Il complesso di San Lorenzo è stato inserito nella piattaforma governativa Art bonus.

Bibbiena (AR) – Con il Disegno di legge del 31.5.2014, n. 83, “Disposizioni urgenti per la tutela del patrimonio culturale, lo sviluppo della cultura e il rilancio del turismo”, convertito nella Legge n. 106 del 29/07/2014, è stato introdotto un credito d’imposta per le erogazioni liberali in denaro a sostegno della cultura e dello spettacolo. In sostanza si è cercato di agevolare il mecenatismo a favore del patrimonio culturale.

L’Art bonus consente un credito di imposta, pari al 65% dell’importo donato, a chi effettua erogazioni liberali a sostegno del patrimonio culturale pubblico italiano.

I fondi richiesti ai mecenati culturali andranno a favore del complesso di San Lorenzo e saranno utilizzati per il rifacimento della pavimentazione dello stesso complesso che, a breve, sarà oggetto di un corposo intervento sulla copertura. L’inizio dei lavori ha subito un ritardo a causa delle avverse condizioni meteo di questi giorni.

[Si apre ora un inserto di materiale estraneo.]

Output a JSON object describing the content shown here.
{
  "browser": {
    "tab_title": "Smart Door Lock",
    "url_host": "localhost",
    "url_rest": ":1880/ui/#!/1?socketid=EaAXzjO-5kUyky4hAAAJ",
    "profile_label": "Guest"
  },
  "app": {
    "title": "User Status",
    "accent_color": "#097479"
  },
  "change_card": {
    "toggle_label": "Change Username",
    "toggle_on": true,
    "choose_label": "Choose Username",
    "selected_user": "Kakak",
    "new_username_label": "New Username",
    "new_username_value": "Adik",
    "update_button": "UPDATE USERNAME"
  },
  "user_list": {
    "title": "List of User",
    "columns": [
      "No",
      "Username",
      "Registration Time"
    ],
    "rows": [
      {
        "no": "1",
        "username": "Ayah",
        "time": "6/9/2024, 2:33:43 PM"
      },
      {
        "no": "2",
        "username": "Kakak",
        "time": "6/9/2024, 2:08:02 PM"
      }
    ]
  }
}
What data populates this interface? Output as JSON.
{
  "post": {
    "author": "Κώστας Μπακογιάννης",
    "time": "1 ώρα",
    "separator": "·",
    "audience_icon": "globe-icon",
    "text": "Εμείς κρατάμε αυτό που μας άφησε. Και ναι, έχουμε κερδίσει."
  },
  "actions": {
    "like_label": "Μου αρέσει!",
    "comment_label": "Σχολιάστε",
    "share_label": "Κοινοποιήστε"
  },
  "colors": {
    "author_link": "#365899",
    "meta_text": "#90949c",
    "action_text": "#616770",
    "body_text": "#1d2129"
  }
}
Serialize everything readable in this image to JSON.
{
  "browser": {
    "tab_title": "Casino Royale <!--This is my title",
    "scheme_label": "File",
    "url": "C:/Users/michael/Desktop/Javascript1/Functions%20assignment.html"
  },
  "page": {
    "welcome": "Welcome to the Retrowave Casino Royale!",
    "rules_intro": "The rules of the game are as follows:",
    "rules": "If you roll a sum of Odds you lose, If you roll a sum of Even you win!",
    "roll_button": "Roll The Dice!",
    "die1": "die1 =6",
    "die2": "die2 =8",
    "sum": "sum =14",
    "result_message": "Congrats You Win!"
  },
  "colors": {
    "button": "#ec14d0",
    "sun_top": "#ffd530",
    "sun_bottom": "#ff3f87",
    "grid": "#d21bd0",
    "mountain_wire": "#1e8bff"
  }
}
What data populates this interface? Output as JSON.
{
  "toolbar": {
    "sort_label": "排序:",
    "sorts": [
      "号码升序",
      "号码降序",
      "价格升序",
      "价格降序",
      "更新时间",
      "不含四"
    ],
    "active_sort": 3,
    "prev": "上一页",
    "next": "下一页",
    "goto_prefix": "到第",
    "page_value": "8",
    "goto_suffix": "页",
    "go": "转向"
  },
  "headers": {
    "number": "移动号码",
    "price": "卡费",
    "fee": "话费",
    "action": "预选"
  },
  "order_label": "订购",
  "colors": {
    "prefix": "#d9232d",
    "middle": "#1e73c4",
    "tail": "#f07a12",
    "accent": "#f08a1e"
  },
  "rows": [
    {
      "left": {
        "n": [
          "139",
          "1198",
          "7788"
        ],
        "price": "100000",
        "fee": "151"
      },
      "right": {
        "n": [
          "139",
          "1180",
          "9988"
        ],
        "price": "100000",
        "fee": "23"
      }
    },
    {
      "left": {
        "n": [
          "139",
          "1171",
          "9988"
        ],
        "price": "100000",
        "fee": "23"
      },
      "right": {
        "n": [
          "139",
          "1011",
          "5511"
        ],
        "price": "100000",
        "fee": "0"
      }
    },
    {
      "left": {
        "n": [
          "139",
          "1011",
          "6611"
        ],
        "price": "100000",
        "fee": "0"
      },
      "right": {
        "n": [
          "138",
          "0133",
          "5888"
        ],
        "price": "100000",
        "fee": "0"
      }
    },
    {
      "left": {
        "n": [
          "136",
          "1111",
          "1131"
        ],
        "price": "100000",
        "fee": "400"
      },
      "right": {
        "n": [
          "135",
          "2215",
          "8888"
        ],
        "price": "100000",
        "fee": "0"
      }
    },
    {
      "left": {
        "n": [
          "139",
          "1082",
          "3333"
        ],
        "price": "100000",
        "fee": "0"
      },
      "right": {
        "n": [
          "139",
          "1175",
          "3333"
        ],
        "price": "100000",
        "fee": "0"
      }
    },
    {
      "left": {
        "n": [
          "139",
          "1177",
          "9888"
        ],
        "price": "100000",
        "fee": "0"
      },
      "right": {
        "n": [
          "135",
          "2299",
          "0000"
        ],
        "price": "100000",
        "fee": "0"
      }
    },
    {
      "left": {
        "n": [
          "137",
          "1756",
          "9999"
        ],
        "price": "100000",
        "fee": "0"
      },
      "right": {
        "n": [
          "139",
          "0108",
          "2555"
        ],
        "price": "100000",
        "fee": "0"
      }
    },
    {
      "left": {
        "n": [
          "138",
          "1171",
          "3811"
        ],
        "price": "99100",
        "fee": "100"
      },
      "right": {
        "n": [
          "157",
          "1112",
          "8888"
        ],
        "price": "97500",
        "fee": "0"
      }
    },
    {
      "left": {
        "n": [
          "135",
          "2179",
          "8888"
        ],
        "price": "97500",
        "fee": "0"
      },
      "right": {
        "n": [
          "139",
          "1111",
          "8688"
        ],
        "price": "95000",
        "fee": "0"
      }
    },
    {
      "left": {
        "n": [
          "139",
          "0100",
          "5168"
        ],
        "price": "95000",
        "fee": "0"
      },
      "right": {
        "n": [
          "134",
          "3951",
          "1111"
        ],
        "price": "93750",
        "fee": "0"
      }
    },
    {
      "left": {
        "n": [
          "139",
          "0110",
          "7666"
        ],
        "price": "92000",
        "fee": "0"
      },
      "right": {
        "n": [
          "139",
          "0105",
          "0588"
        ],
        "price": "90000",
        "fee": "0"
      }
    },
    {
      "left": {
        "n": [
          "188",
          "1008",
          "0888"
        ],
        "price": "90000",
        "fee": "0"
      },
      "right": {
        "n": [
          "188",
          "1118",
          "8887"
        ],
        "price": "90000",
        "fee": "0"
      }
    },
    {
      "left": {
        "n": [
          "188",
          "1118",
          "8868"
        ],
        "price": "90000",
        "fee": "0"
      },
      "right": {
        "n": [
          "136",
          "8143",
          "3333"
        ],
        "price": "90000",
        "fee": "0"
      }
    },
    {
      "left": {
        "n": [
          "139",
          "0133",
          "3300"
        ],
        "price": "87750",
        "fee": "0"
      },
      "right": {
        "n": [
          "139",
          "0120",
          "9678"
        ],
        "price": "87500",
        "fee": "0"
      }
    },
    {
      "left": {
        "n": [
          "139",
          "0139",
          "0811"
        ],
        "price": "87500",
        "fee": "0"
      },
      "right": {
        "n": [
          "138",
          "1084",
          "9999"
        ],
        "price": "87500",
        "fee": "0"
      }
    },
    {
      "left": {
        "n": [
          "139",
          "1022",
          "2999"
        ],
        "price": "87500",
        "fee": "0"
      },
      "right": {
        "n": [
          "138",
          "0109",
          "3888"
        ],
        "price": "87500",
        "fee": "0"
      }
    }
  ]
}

Il complesso fu edificato nel luogo dove sorgeva un Oratorio dedicato a San Lorenzo. I primi lavori risalgono al 1410 con l’inizio della costruzione del Convento, mentre nel 1474 fu iniziata la edificazione della chiesa. Nel periodo Napoleonico il convento fu confiscato finchè nel 1817 i frati poterono ritornarne in possesso. Il 12  maggio 1868 con un atto ufficiale, il municipio di Bibbiena, diviene proprietario del complesso ad eccezione del campanile e della Chiesa, che passava al demanio per il culto e degli arredi sacri che venivano concessi in uso e non ceduti. Nel 1919 a seguito del terremoto che causò forti danni a tutto l’ edificato del centro storico, incluso il convento e la chiesa, il complesso fu restaurato. Nel 1936 fu tolto l’intonaco della facciata dell’ edificio di culto, riportandola allo stato originario  e dal 1947 al 1976 sono stati eseguiti altri interventi di minore entità.

 Il Sindaco Filippo Vagnoli: “Visto che abbiamo un patrimonio culturale e immobiliare notevole, ci sembrava importante approfittare di questa nuova normativa e quindi delle opportunità offerte dal portale. Inoltre è un modo per sensibilizzare gli eventuali mecenati del nostro territorio che, nel tempo, non hanno mai fatto mancare il loro apporto fattivo. San Lorenzo è un patrimonio di tutti che va salvato in ogni modo, perché ha storia dentro e quella storia è la nostra e ci sostanzia”.